I have recently been working on a site design, and unfortunately cannot link to it as it contains proprietary information that has not been released, that has been commissioned to be accessible by a certain group of their target market.

The group falls into the baby boomer age range and has lower quality vision (glasses, frequently bifocals).

I originally set the font to 12pt Geneva, Arial, Helvetica, sans-serif using CSS. The client then requested that the font be enlarged, so I went to 14pt in the same family.

After further review, the client has requested that the site be set to 16pt fonts on all body text.

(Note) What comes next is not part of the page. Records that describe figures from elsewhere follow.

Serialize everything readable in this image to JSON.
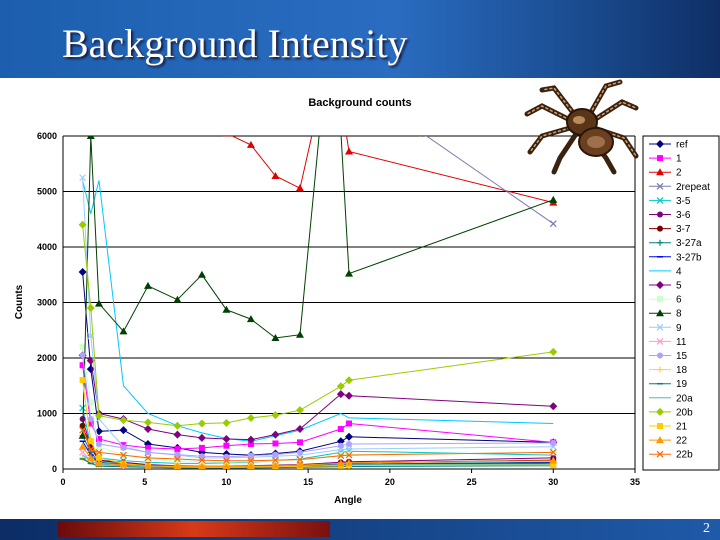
{
  "slide": {
    "title": "Background Intensity",
    "page_number": "2"
  },
  "chart_data": {
    "type": "line",
    "title": "Background counts",
    "xlabel": "Angle",
    "ylabel": "Counts",
    "xlim": [
      0,
      35
    ],
    "ylim": [
      0,
      6000
    ],
    "xticks": [
      0,
      5,
      10,
      15,
      20,
      25,
      30,
      35
    ],
    "yticks": [
      0,
      1000,
      2000,
      3000,
      4000,
      5000,
      6000
    ],
    "grid": "horizontal",
    "legend_position": "right",
    "series": [
      {
        "name": "ref",
        "color": "#000080",
        "marker": "diamond",
        "x": [
          1.2,
          1.7,
          2.2,
          3.7,
          5.2,
          7,
          8.5,
          10,
          11.5,
          13,
          14.5,
          17,
          17.5,
          30
        ],
        "y": [
          3550,
          1800,
          680,
          700,
          450,
          380,
          300,
          270,
          250,
          280,
          320,
          500,
          580,
          480
        ]
      },
      {
        "name": "1",
        "color": "#ff00ff",
        "marker": "square",
        "x": [
          1.2,
          1.7,
          2.2,
          3.7,
          5.2,
          7,
          8.5,
          10,
          11.5,
          13,
          14.5,
          17,
          17.5,
          30
        ],
        "y": [
          1870,
          820,
          540,
          430,
          380,
          360,
          380,
          420,
          450,
          460,
          480,
          720,
          820,
          480
        ]
      },
      {
        "name": "2",
        "color": "#e00000",
        "marker": "triangle",
        "x": [
          10,
          11.5,
          13,
          14.5,
          15.3,
          17.3,
          17.5,
          30
        ],
        "y": [
          6050,
          5840,
          5280,
          5060,
          6100,
          6100,
          5720,
          4800
        ]
      },
      {
        "name": "2repeat",
        "color": "#7a7ab0",
        "marker": "x",
        "x": [
          22,
          30
        ],
        "y": [
          6050,
          4420
        ]
      },
      {
        "name": "3-5",
        "color": "#00c8c8",
        "marker": "x",
        "x": [
          1.2,
          1.7,
          2.2,
          3.7,
          5.2,
          7,
          8.5,
          10,
          11.5,
          13,
          14.5,
          17,
          17.5,
          30
        ],
        "y": [
          1100,
          420,
          200,
          150,
          120,
          100,
          100,
          110,
          120,
          150,
          180,
          300,
          320,
          250
        ]
      },
      {
        "name": "3-6",
        "color": "#800080",
        "marker": "circle",
        "x": [
          1.2,
          1.7,
          2.2,
          3.7,
          5.2,
          7,
          8.5,
          10,
          11.5,
          13,
          14.5,
          17,
          17.5,
          30
        ],
        "y": [
          900,
          400,
          160,
          120,
          80,
          60,
          50,
          50,
          60,
          70,
          80,
          120,
          130,
          200
        ]
      },
      {
        "name": "3-7",
        "color": "#800000",
        "marker": "circle",
        "x": [
          1.2,
          1.7,
          2.2,
          3.7,
          5.2,
          7,
          8.5,
          10,
          11.5,
          13,
          14.5,
          17,
          17.5,
          30
        ],
        "y": [
          780,
          380,
          150,
          110,
          70,
          50,
          40,
          45,
          50,
          60,
          70,
          100,
          110,
          160
        ]
      },
      {
        "name": "3-27a",
        "color": "#008080",
        "marker": "plus",
        "x": [
          1.2,
          1.7,
          2.2,
          3.7,
          5.2,
          7,
          8.5,
          10,
          11.5,
          13,
          14.5,
          17,
          17.5,
          30
        ],
        "y": [
          600,
          300,
          120,
          90,
          60,
          40,
          30,
          30,
          40,
          50,
          60,
          80,
          90,
          120
        ]
      },
      {
        "name": "3-27b",
        "color": "#0000ff",
        "marker": "dash",
        "x": [
          1.2,
          1.7,
          2.2,
          3.7,
          5.2,
          7,
          8.5,
          10,
          11.5,
          13,
          14.5,
          17,
          17.5,
          30
        ],
        "y": [
          500,
          250,
          100,
          80,
          50,
          35,
          30,
          30,
          35,
          40,
          50,
          70,
          80,
          110
        ]
      },
      {
        "name": "4",
        "color": "#00c8ff",
        "marker": "none",
        "x": [
          1.2,
          1.7,
          2.2,
          3.7,
          5.2,
          7,
          8.5,
          10,
          11.5,
          13,
          14.5,
          17,
          17.5,
          30
        ],
        "y": [
          5200,
          4600,
          5200,
          1500,
          1000,
          780,
          650,
          550,
          500,
          600,
          700,
          1000,
          920,
          820
        ]
      },
      {
        "name": "5",
        "color": "#800080",
        "marker": "diamond",
        "x": [
          1.2,
          1.7,
          2.2,
          3.7,
          5.2,
          7,
          8.5,
          10,
          11.5,
          13,
          14.5,
          17,
          17.5,
          30
        ],
        "y": [
          2050,
          1950,
          1000,
          900,
          720,
          620,
          560,
          540,
          530,
          620,
          720,
          1350,
          1320,
          1130
        ]
      },
      {
        "name": "6",
        "color": "#ccffcc",
        "marker": "square",
        "x": [
          1.2,
          1.7,
          2.2,
          3.7,
          5.2,
          7,
          8.5,
          10,
          11.5,
          13,
          14.5,
          17,
          17.5,
          30
        ],
        "y": [
          2200,
          1200,
          400,
          250,
          180,
          150,
          130,
          120,
          130,
          150,
          170,
          250,
          260,
          300
        ]
      },
      {
        "name": "8",
        "color": "#004000",
        "marker": "triangle",
        "x": [
          1.2,
          1.7,
          2.2,
          3.7,
          5.2,
          7,
          8.5,
          10,
          11.5,
          13,
          14.5,
          15.7,
          17,
          17.5,
          30
        ],
        "y": [
          600,
          6000,
          2980,
          2480,
          3300,
          3050,
          3500,
          2870,
          2700,
          2360,
          2420,
          6100,
          6100,
          3520,
          4850
        ]
      },
      {
        "name": "9",
        "color": "#99ccff",
        "marker": "x",
        "x": [
          1.2,
          1.7,
          2.2,
          3.7,
          5.2,
          7,
          8.5,
          10,
          11.5,
          13,
          14.5,
          17,
          17.5,
          30
        ],
        "y": [
          5250,
          2400,
          900,
          400,
          300,
          250,
          200,
          200,
          210,
          230,
          250,
          350,
          360,
          400
        ]
      },
      {
        "name": "11",
        "color": "#ff99cc",
        "marker": "x",
        "x": [
          1.2,
          1.7,
          2.2,
          3.7,
          5.2,
          7,
          8.5,
          10,
          11.5,
          13,
          14.5,
          17,
          17.5,
          30
        ],
        "y": [
          300,
          150,
          80,
          60,
          40,
          30,
          25,
          25,
          30,
          35,
          40,
          60,
          70,
          90
        ]
      },
      {
        "name": "15",
        "color": "#b0a0ff",
        "marker": "circle",
        "x": [
          1.2,
          1.7,
          2.2,
          3.7,
          5.2,
          7,
          8.5,
          10,
          11.5,
          13,
          14.5,
          17,
          17.5,
          30
        ],
        "y": [
          2050,
          900,
          450,
          380,
          300,
          260,
          230,
          220,
          240,
          260,
          300,
          420,
          450,
          470
        ]
      },
      {
        "name": "18",
        "color": "#ffcc66",
        "marker": "plus",
        "x": [
          1.2,
          1.7,
          2.2,
          3.7,
          5.2,
          7,
          8.5,
          10,
          11.5,
          13,
          14.5,
          17,
          17.5,
          30
        ],
        "y": [
          200,
          120,
          60,
          40,
          30,
          25,
          20,
          20,
          25,
          30,
          35,
          50,
          55,
          70
        ]
      },
      {
        "name": "19",
        "color": "#008080",
        "marker": "dash",
        "x": [
          1.2,
          1.7,
          2.2,
          3.7,
          5.2,
          7,
          8.5,
          10,
          11.5,
          13,
          14.5,
          17,
          17.5,
          30
        ],
        "y": [
          180,
          100,
          50,
          40,
          30,
          20,
          20,
          20,
          20,
          25,
          30,
          40,
          45,
          60
        ]
      },
      {
        "name": "20a",
        "color": "#40c0c0",
        "marker": "none",
        "x": [
          1.2,
          1.7,
          2.2,
          3.7,
          5.2,
          7,
          8.5,
          10,
          11.5,
          13,
          14.5,
          17,
          17.5,
          30
        ],
        "y": [
          250,
          150,
          80,
          60,
          40,
          30,
          30,
          30,
          35,
          40,
          50,
          70,
          75,
          90
        ]
      },
      {
        "name": "20b",
        "color": "#99cc00",
        "marker": "diamond",
        "x": [
          1.2,
          1.7,
          2.2,
          3.7,
          5.2,
          7,
          8.5,
          10,
          11.5,
          13,
          14.5,
          17,
          17.5,
          30
        ],
        "y": [
          4400,
          2900,
          960,
          880,
          840,
          780,
          820,
          830,
          920,
          970,
          1060,
          1490,
          1600,
          2110
        ]
      },
      {
        "name": "21",
        "color": "#ffcc00",
        "marker": "square",
        "x": [
          1.2,
          1.7,
          2.2,
          3.7,
          5.2,
          7,
          8.5,
          10,
          11.5,
          13,
          14.5,
          17,
          17.5,
          30
        ],
        "y": [
          1600,
          500,
          200,
          100,
          60,
          40,
          30,
          30,
          35,
          40,
          50,
          60,
          65,
          70
        ]
      },
      {
        "name": "22",
        "color": "#ff9900",
        "marker": "triangle",
        "x": [
          1.2,
          1.7,
          2.2,
          3.7,
          5.2,
          7,
          8.5,
          10,
          11.5,
          13,
          14.5,
          17,
          17.5,
          30
        ],
        "y": [
          400,
          200,
          100,
          80,
          60,
          50,
          45,
          45,
          50,
          60,
          70,
          100,
          110,
          150
        ]
      },
      {
        "name": "22b",
        "color": "#ff6600",
        "marker": "x",
        "x": [
          1.2,
          1.7,
          2.2,
          3.7,
          5.2,
          7,
          8.5,
          10,
          11.5,
          13,
          14.5,
          17,
          17.5,
          30
        ],
        "y": [
          700,
          350,
          300,
          250,
          200,
          180,
          160,
          150,
          150,
          160,
          170,
          240,
          250,
          300
        ]
      }
    ]
  }
}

My response, as a developer, was that if the group they are discussing is less than 50% of their target market, the larger fonts for all users of the site may detract from it. However, if the group is a majority of their users, it may very well be the idea to enlarge the font.

Also, I am not sure what resolution my client is using to view the page in, but standard design conventions that I follow are to design to 800 x 600 and have no horizontal scrolling. The text at 14pt on this resolution is quite large. At 16pt the site becomes unreadable to standard audiences. I suggested that they try viewing the site at the 800 x 600 resolution to verify the text size, as most computer users with vision problems will run 800 x 600 or even 640 x 480 to enalrge the content on the screen. Am I wrong in that area?

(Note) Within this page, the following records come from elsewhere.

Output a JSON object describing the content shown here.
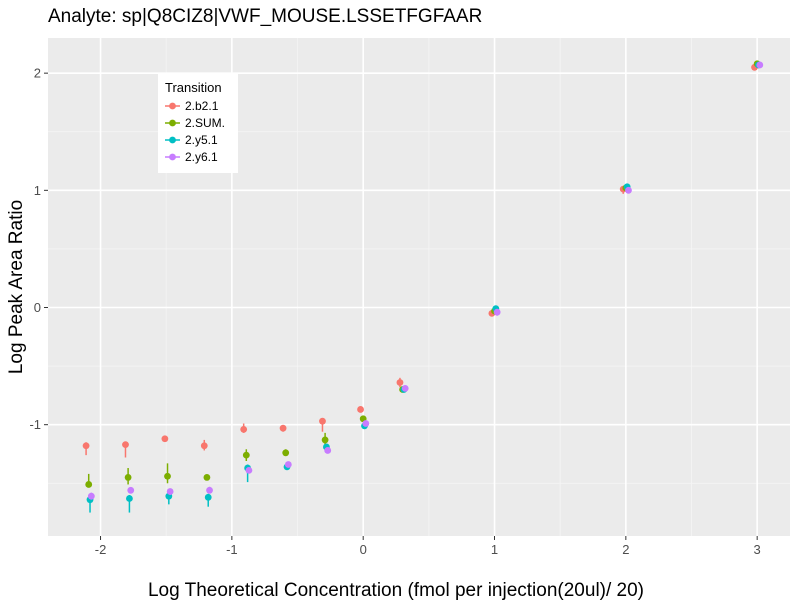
{
  "chart_data": {
    "type": "scatter",
    "title": "Analyte: sp|Q8CIZ8|VWF_MOUSE.LSSETFGFAAR",
    "xlabel": "Log Theoretical Concentration (fmol per injection(20ul)/ 20)",
    "ylabel": "Log Peak Area Ratio",
    "xlim": [
      -2.4,
      3.25
    ],
    "ylim": [
      -1.95,
      2.3
    ],
    "x_ticks": [
      -2,
      -1,
      0,
      1,
      2,
      3
    ],
    "x_tick_labels": [
      "-2",
      "-1",
      "0",
      "1",
      "2",
      "3"
    ],
    "y_ticks": [
      -1,
      0,
      1,
      2
    ],
    "y_tick_labels": [
      "-1",
      "0",
      "1",
      "2"
    ],
    "x_minor_ticks": [
      -1.5,
      -0.5,
      0.5,
      1.5,
      2.5
    ],
    "y_minor_ticks": [
      -1.5,
      -0.5,
      0.5,
      1.5
    ],
    "grid": true,
    "background": "#ebebeb",
    "legend": {
      "title": "Transition",
      "placement": "top-left"
    },
    "series": [
      {
        "name": "2.b2.1",
        "color": "#f8766d",
        "points": [
          {
            "x": -2.11,
            "y": -1.18,
            "err_low": -1.26,
            "err_high": -1.15
          },
          {
            "x": -1.81,
            "y": -1.17,
            "err_low": -1.28,
            "err_high": -1.15
          },
          {
            "x": -1.51,
            "y": -1.12,
            "err_low": -1.14,
            "err_high": -1.11
          },
          {
            "x": -1.21,
            "y": -1.18,
            "err_low": -1.22,
            "err_high": -1.13
          },
          {
            "x": -0.91,
            "y": -1.04,
            "err_low": -1.07,
            "err_high": -0.99
          },
          {
            "x": -0.61,
            "y": -1.03,
            "err_low": -1.06,
            "err_high": -1.01
          },
          {
            "x": -0.31,
            "y": -0.97,
            "err_low": -1.06,
            "err_high": -0.96
          },
          {
            "x": -0.02,
            "y": -0.87,
            "err_low": -0.89,
            "err_high": -0.86
          },
          {
            "x": 0.28,
            "y": -0.64,
            "err_low": -0.68,
            "err_high": -0.6
          },
          {
            "x": 0.98,
            "y": -0.05,
            "err_low": -0.06,
            "err_high": -0.03
          },
          {
            "x": 1.98,
            "y": 1.01,
            "err_low": 0.97,
            "err_high": 1.03
          },
          {
            "x": 2.98,
            "y": 2.05,
            "err_low": 2.04,
            "err_high": 2.07
          }
        ]
      },
      {
        "name": "2.SUM.",
        "color": "#7cae00",
        "points": [
          {
            "x": -2.09,
            "y": -1.51,
            "err_low": -1.53,
            "err_high": -1.42
          },
          {
            "x": -1.79,
            "y": -1.45,
            "err_low": -1.51,
            "err_high": -1.37
          },
          {
            "x": -1.49,
            "y": -1.44,
            "err_low": -1.5,
            "err_high": -1.33
          },
          {
            "x": -1.19,
            "y": -1.45,
            "err_low": -1.46,
            "err_high": -1.43
          },
          {
            "x": -0.89,
            "y": -1.26,
            "err_low": -1.31,
            "err_high": -1.21
          },
          {
            "x": -0.59,
            "y": -1.24,
            "err_low": -1.26,
            "err_high": -1.21
          },
          {
            "x": -0.29,
            "y": -1.13,
            "err_low": -1.17,
            "err_high": -1.07
          },
          {
            "x": 0.0,
            "y": -0.95,
            "err_low": -0.97,
            "err_high": -0.94
          },
          {
            "x": 0.3,
            "y": -0.7,
            "err_low": -0.72,
            "err_high": -0.68
          },
          {
            "x": 1.0,
            "y": -0.03,
            "err_low": -0.04,
            "err_high": -0.02
          },
          {
            "x": 2.0,
            "y": 1.02,
            "err_low": 1.01,
            "err_high": 1.03
          },
          {
            "x": 3.0,
            "y": 2.08,
            "err_low": 2.07,
            "err_high": 2.09
          }
        ]
      },
      {
        "name": "2.y5.1",
        "color": "#00bfc4",
        "points": [
          {
            "x": -2.08,
            "y": -1.64,
            "err_low": -1.75,
            "err_high": -1.61
          },
          {
            "x": -1.78,
            "y": -1.63,
            "err_low": -1.75,
            "err_high": -1.6
          },
          {
            "x": -1.48,
            "y": -1.61,
            "err_low": -1.68,
            "err_high": -1.59
          },
          {
            "x": -1.18,
            "y": -1.62,
            "err_low": -1.7,
            "err_high": -1.59
          },
          {
            "x": -0.88,
            "y": -1.37,
            "err_low": -1.49,
            "err_high": -1.34
          },
          {
            "x": -0.58,
            "y": -1.36,
            "err_low": -1.38,
            "err_high": -1.34
          },
          {
            "x": -0.28,
            "y": -1.19,
            "err_low": -1.21,
            "err_high": -1.17
          },
          {
            "x": 0.01,
            "y": -1.01,
            "err_low": -1.02,
            "err_high": -0.99
          },
          {
            "x": 0.31,
            "y": -0.7,
            "err_low": -0.71,
            "err_high": -0.69
          },
          {
            "x": 1.01,
            "y": -0.01,
            "err_low": -0.02,
            "err_high": 0.0
          },
          {
            "x": 2.01,
            "y": 1.03,
            "err_low": 1.02,
            "err_high": 1.04
          },
          {
            "x": 3.01,
            "y": 2.07,
            "err_low": 2.06,
            "err_high": 2.08
          }
        ]
      },
      {
        "name": "2.y6.1",
        "color": "#c77cff",
        "points": [
          {
            "x": -2.07,
            "y": -1.61,
            "err_low": -1.64,
            "err_high": -1.58
          },
          {
            "x": -1.77,
            "y": -1.56,
            "err_low": -1.58,
            "err_high": -1.54
          },
          {
            "x": -1.47,
            "y": -1.57,
            "err_low": -1.6,
            "err_high": -1.55
          },
          {
            "x": -1.17,
            "y": -1.56,
            "err_low": -1.58,
            "err_high": -1.53
          },
          {
            "x": -0.87,
            "y": -1.39,
            "err_low": -1.41,
            "err_high": -1.37
          },
          {
            "x": -0.57,
            "y": -1.34,
            "err_low": -1.36,
            "err_high": -1.33
          },
          {
            "x": -0.27,
            "y": -1.22,
            "err_low": -1.24,
            "err_high": -1.2
          },
          {
            "x": 0.02,
            "y": -0.99,
            "err_low": -1.0,
            "err_high": -0.98
          },
          {
            "x": 0.32,
            "y": -0.69,
            "err_low": -0.7,
            "err_high": -0.68
          },
          {
            "x": 1.02,
            "y": -0.04,
            "err_low": -0.07,
            "err_high": -0.02
          },
          {
            "x": 2.02,
            "y": 1.0,
            "err_low": 0.99,
            "err_high": 1.01
          },
          {
            "x": 3.02,
            "y": 2.07,
            "err_low": 2.06,
            "err_high": 2.08
          }
        ]
      }
    ]
  }
}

As an end question, what are the typical font settings for accessible web sites? Is there a general size and font family that should be used?

I know I could dynamically change the font size using CSS per the visitors preferences, however, I am not sure that the client wants the users to need to change the site for their needs.

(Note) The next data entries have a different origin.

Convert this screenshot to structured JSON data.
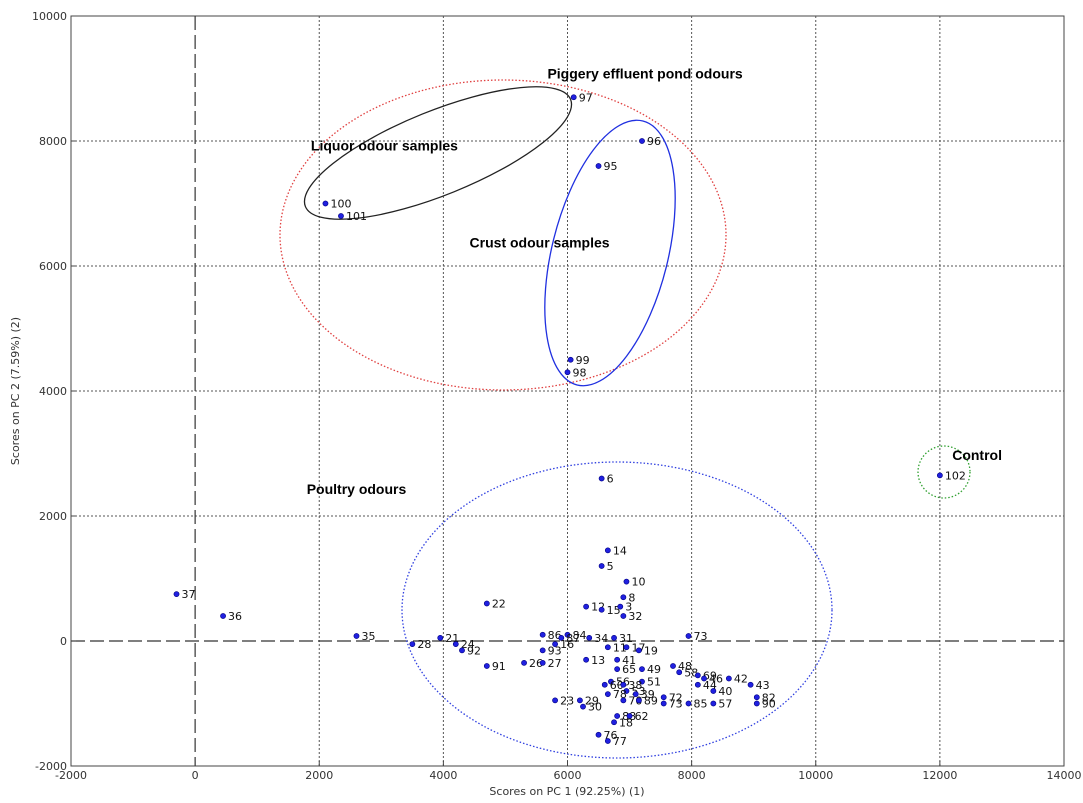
{
  "chart_data": {
    "type": "scatter",
    "title": "",
    "xlabel": "Scores on PC 1 (92.25%) (1)",
    "ylabel": "Scores on PC 2 (7.59%)  (2)",
    "xlim": [
      -2000,
      14000
    ],
    "ylim": [
      -2000,
      10000
    ],
    "xticks": [
      -2000,
      0,
      2000,
      4000,
      6000,
      8000,
      10000,
      12000,
      14000
    ],
    "yticks": [
      -2000,
      0,
      2000,
      4000,
      6000,
      8000,
      10000
    ],
    "grid": true,
    "zero_lines": true,
    "marker_color": "#2020e0",
    "series": [
      {
        "points": [
          {
            "label": "97",
            "x": 6100,
            "y": 8700
          },
          {
            "label": "96",
            "x": 7200,
            "y": 8000
          },
          {
            "label": "95",
            "x": 6500,
            "y": 7600
          },
          {
            "label": "100",
            "x": 2100,
            "y": 7000
          },
          {
            "label": "101",
            "x": 2350,
            "y": 6800
          },
          {
            "label": "99",
            "x": 6050,
            "y": 4500
          },
          {
            "label": "98",
            "x": 6000,
            "y": 4300
          },
          {
            "label": "102",
            "x": 12000,
            "y": 2650
          },
          {
            "label": "6",
            "x": 6550,
            "y": 2600
          },
          {
            "label": "14",
            "x": 6650,
            "y": 1450
          },
          {
            "label": "5",
            "x": 6550,
            "y": 1200
          },
          {
            "label": "10",
            "x": 6950,
            "y": 950
          },
          {
            "label": "8",
            "x": 6900,
            "y": 700
          },
          {
            "label": "22",
            "x": 4700,
            "y": 600
          },
          {
            "label": "12",
            "x": 6300,
            "y": 550
          },
          {
            "label": "15",
            "x": 6550,
            "y": 500
          },
          {
            "label": "3",
            "x": 6850,
            "y": 550
          },
          {
            "label": "32",
            "x": 6900,
            "y": 400
          },
          {
            "label": "37",
            "x": -300,
            "y": 750
          },
          {
            "label": "36",
            "x": 450,
            "y": 400
          },
          {
            "label": "35",
            "x": 2600,
            "y": 80
          },
          {
            "label": "21",
            "x": 3950,
            "y": 50
          },
          {
            "label": "28",
            "x": 3500,
            "y": -50
          },
          {
            "label": "24",
            "x": 4200,
            "y": -50
          },
          {
            "label": "92",
            "x": 4300,
            "y": -150
          },
          {
            "label": "86",
            "x": 5600,
            "y": 100
          },
          {
            "label": "84",
            "x": 6000,
            "y": 100
          },
          {
            "label": "87",
            "x": 5900,
            "y": 50
          },
          {
            "label": "16",
            "x": 5800,
            "y": -50
          },
          {
            "label": "34",
            "x": 6350,
            "y": 50
          },
          {
            "label": "31",
            "x": 6750,
            "y": 50
          },
          {
            "label": "73",
            "x": 7950,
            "y": 80
          },
          {
            "label": "11",
            "x": 6650,
            "y": -100
          },
          {
            "label": "17",
            "x": 6950,
            "y": -100
          },
          {
            "label": "19",
            "x": 7150,
            "y": -150
          },
          {
            "label": "93",
            "x": 5600,
            "y": -150
          },
          {
            "label": "26",
            "x": 5300,
            "y": -350
          },
          {
            "label": "27",
            "x": 5600,
            "y": -350
          },
          {
            "label": "13",
            "x": 6300,
            "y": -300
          },
          {
            "label": "41",
            "x": 6800,
            "y": -300
          },
          {
            "label": "91",
            "x": 4700,
            "y": -400
          },
          {
            "label": "49",
            "x": 7200,
            "y": -450
          },
          {
            "label": "48",
            "x": 7700,
            "y": -400
          },
          {
            "label": "65",
            "x": 6800,
            "y": -450
          },
          {
            "label": "58",
            "x": 7800,
            "y": -500
          },
          {
            "label": "69",
            "x": 8100,
            "y": -550
          },
          {
            "label": "46",
            "x": 8200,
            "y": -600
          },
          {
            "label": "42",
            "x": 8600,
            "y": -600
          },
          {
            "label": "51",
            "x": 7200,
            "y": -650
          },
          {
            "label": "56",
            "x": 6700,
            "y": -650
          },
          {
            "label": "60",
            "x": 6600,
            "y": -700
          },
          {
            "label": "38",
            "x": 6900,
            "y": -700
          },
          {
            "label": "44",
            "x": 8100,
            "y": -700
          },
          {
            "label": "43",
            "x": 8950,
            "y": -700
          },
          {
            "label": "53",
            "x": 6950,
            "y": -800
          },
          {
            "label": "40",
            "x": 8350,
            "y": -800
          },
          {
            "label": "78",
            "x": 6650,
            "y": -850
          },
          {
            "label": "39",
            "x": 7100,
            "y": -850
          },
          {
            "label": "72",
            "x": 7550,
            "y": -900
          },
          {
            "label": "82",
            "x": 9050,
            "y": -900
          },
          {
            "label": "23",
            "x": 5800,
            "y": -950
          },
          {
            "label": "29",
            "x": 6200,
            "y": -950
          },
          {
            "label": "70",
            "x": 6900,
            "y": -950
          },
          {
            "label": "89",
            "x": 7150,
            "y": -950
          },
          {
            "label": "73b",
            "x": 7550,
            "y": -1000
          },
          {
            "label": "85",
            "x": 7950,
            "y": -1000
          },
          {
            "label": "57",
            "x": 8350,
            "y": -1000
          },
          {
            "label": "90",
            "x": 9050,
            "y": -1000
          },
          {
            "label": "30",
            "x": 6250,
            "y": -1050
          },
          {
            "label": "88",
            "x": 6800,
            "y": -1200
          },
          {
            "label": "62",
            "x": 7000,
            "y": -1200
          },
          {
            "label": "18",
            "x": 6750,
            "y": -1300
          },
          {
            "label": "76",
            "x": 6500,
            "y": -1500
          },
          {
            "label": "77",
            "x": 6650,
            "y": -1600
          }
        ]
      }
    ],
    "annotations": [
      {
        "text": "Piggery effluent pond odours",
        "x": 7250,
        "y": 9000
      },
      {
        "text": "Liquor odour samples",
        "x": 3050,
        "y": 7850
      },
      {
        "text": "Crust odour samples",
        "x": 5550,
        "y": 6300
      },
      {
        "text": "Control",
        "x": 12600,
        "y": 2900
      },
      {
        "text": "Poultry odours",
        "x": 2600,
        "y": 2350
      }
    ],
    "groups": [
      {
        "name": "Piggery effluent pond odours",
        "color": "#e04040",
        "style": "dotted"
      },
      {
        "name": "Liquor odour samples",
        "color": "#222222",
        "style": "solid"
      },
      {
        "name": "Crust odour samples",
        "color": "#2030e0",
        "style": "solid"
      },
      {
        "name": "Control",
        "color": "#30a030",
        "style": "dotted"
      },
      {
        "name": "Poultry odours",
        "color": "#3040e0",
        "style": "dotted"
      }
    ]
  }
}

Any insight or help is greatly appreciated,

Webnauts
11-08-2003, 09:23 AM
From the accessibility and usability point of view, it is recommended to use as a minimum font size equal with 12px.

Text sizing must read!

Pixels... IE PC doesn't resize text. Example: body { font-size: 12px; }

Em... IE PC displays unreadable small text when user browser is set to smaller and em is less than 1. Example: body { font-size: 0.80em; }

Percentage usually works. Example: body { font-size: 80%; }

Keywords usually works. Example: body { font-size: smaller; }

Here is a table of font sizes:

100% = 1.0em = 16px = 15pt
95% = 0.95em = 15px = 14pt
90% = 0.9em = 14px = 13pt
85% = 0.85em = 13px = 12pt
80% = 0.8em = 12px = 11pt
75% = 0.75em = 11px = 10pt
70% = 0.7em = 10px = 9pt
65% = 0.65em = 9px = 8pt

Some resources for further reading:

Care With Font Size: http://www.w3.org/2003/07/30-font-size

Font sizes: http://hotwired.lycos.com/webmonkey/99/41/index3a_page3.html?tw=design

Using relative font sizes: http://diveintoaccessibility.org/day_26_using_relative_font_sizes.html

Accessible web text - sizing up the issues: http://www.mcu.org.uk/articles/textsize.html

Font size: the 'font-size' and 'font-size-adjust' properties: http://www.w3.org/TR/REC-CSS2/fonts.html#font-size-props

What's wrong with the FONT element? http://www.mcsr.olemiss.edu/~mudws/font.html

Size matters: http://www.alistapart.com/stories/sizematters/

Making Text Legible: http://www.lighthouse.org/print_leg.htm

If you have any further questions, please feel free to post the.

southplatte
11-08-2003, 12:43 PM
Webnauts,

Thank you for such a wealth of information you responded with. I found it extremely helpful and insightful.

Again, thank-you and have a wonderful day!

greeneagle
01-29-2004, 12:22 AM
southplatte,

Yes there is a potential for usability issues viewing CSS controlled fonts because IE does not rerender CSS fonts like the depricated. CSS fonts do not respond to the "View - Text Size" browser command.

A good way around that problem is demonstrated on every single WPW page!--- check out the "Adjust Font Size" selections at the very top left hand corner of this page, in the green bar.

Using 3 different CSS sheets it again becomes viewer selectable, making your page more comfortable for a larger viewing audience.